Le meilleur skieur actuel

Il incarne la nouvelle ère du ski suisse. Marco Odermatt est devenu champion du monde pour la troisième fois de sa carrière, après s’être imposé en descente et en slalom géant lors des derniers mondiaux, en 2023 à Courchevel. Le Suisse est aussi champion olympique du géant en 2022, et double vainqueur du gros globe de cristal (2022 et 2023). Il est bien parti pour en rafler un troisième cette année, étant actuellement en tête du classement. 

Sa course du jour fut maîtrisée : dès les premiers intermédiaires, il a pris de la distance avec les autres concurrents, faisant tomber tous les temps précédents. Les autres skieurs n’ont pu qu’admettre sa supériorité : même James Crawford, champion du monde en titre sur la discipline, a terminé à plus de 3 secondes du nouveau patron du ski alpin. 

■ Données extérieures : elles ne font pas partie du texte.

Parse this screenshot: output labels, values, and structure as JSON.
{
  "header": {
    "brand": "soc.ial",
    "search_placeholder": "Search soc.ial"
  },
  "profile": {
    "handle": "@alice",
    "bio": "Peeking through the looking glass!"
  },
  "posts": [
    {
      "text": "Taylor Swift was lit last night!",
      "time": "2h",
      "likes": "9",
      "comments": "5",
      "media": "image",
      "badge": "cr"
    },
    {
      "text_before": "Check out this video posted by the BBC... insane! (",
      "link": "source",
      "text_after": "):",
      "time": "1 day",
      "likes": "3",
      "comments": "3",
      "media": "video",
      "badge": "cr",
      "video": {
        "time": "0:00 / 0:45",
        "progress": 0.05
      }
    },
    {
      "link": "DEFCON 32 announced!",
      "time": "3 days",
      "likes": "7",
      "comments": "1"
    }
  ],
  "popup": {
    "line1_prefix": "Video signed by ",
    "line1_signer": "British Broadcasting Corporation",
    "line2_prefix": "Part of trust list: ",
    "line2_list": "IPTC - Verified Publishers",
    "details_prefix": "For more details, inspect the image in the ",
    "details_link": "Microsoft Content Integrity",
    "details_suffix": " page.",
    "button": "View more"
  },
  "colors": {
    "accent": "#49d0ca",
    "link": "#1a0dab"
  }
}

Les Championnats du monde de ski alpin, organisés tous les deux ans par la Fédération internationale de ski et de snowboard (FIS), incluent plusieurs disciplines, dont le Super-G. Cette épreuve technique consiste à descendre une piste en passant entre des portes espacées d’environ 25 à 30 mètres, nécessitant des virages amples et précis. Le skieur le plus rapide remporte la victoire, tandis qu’une sortie de piste ou une faute entraîne la disqualification.